L’une des réactions les plus immédiates vient des marchés. Les Bourses ont déjà montré leur fébrilité au cours de la campagne présidentielle américaine. L’élection de Donald Trump comporterait beaucoup d’incertitude, par son inexpérience (il n’a jamais eu de mandat électif) et son programme en rupture avec la politique économique menée jusqu’à présent par Washington.

Les analystes prévoyaient une chute des cours boursiers d’au moins 3 %, ce qui aurait des répercussions sur les marchés mondiaux. Mais les cours pourraient se stabiliser par la suite.
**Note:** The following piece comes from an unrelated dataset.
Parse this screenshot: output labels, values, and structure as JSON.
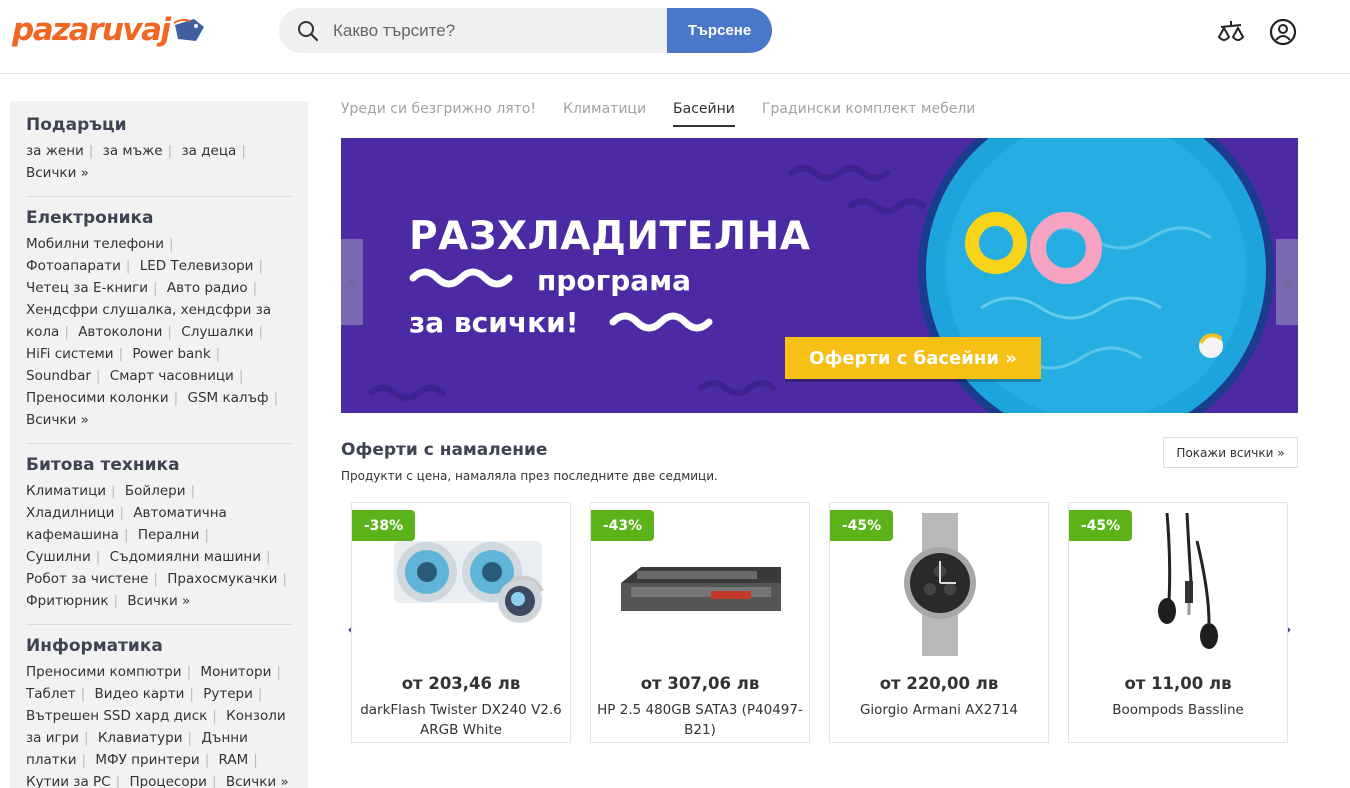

D’autant que dans l’immédiat, après le 8 novembre, il ne se passerait pas grand-chose, puisque s’ouvrira une période de transition, aussi appelée « session du canard boiteux », jusqu’à l’investiture de nouveau président en janvier.

2. Une période de transition cruciale

Au cours de ces deux mois, Donald Trump va devoir composer sa future administration et livrer quelques indices sur sa présidence. Deux scénarios devraient se profiler, selon Marie-Cécile Naves, docteure en science politique à l’université Paris-Dauphine*. Soit Donald Trump se comporte en président comme en campagne, c’est-à-dire « en étant impulsif, en changeant d’avis, en révoquant des membres de son gouvernement comme il l’a fait régulièrement avec son staff pendant la campagne, ce qui entraînerait une crise institutionnelle » ; soit, deuxième possibilité : « Il pourrait se désintéresser de la présidence et laisser les manettes à son vice-président et au gouvernement. Cela serait dans la tradition républicaine, avec un président qui s’occupe de l’international et de quelques dossiers. »

La nomination du neuvième juge de la Cour suprême, proposée par le président sous réserve de l’approbation du Sénat, sera également cruciale étant donné le poids de cette institution aux Etats-Unis.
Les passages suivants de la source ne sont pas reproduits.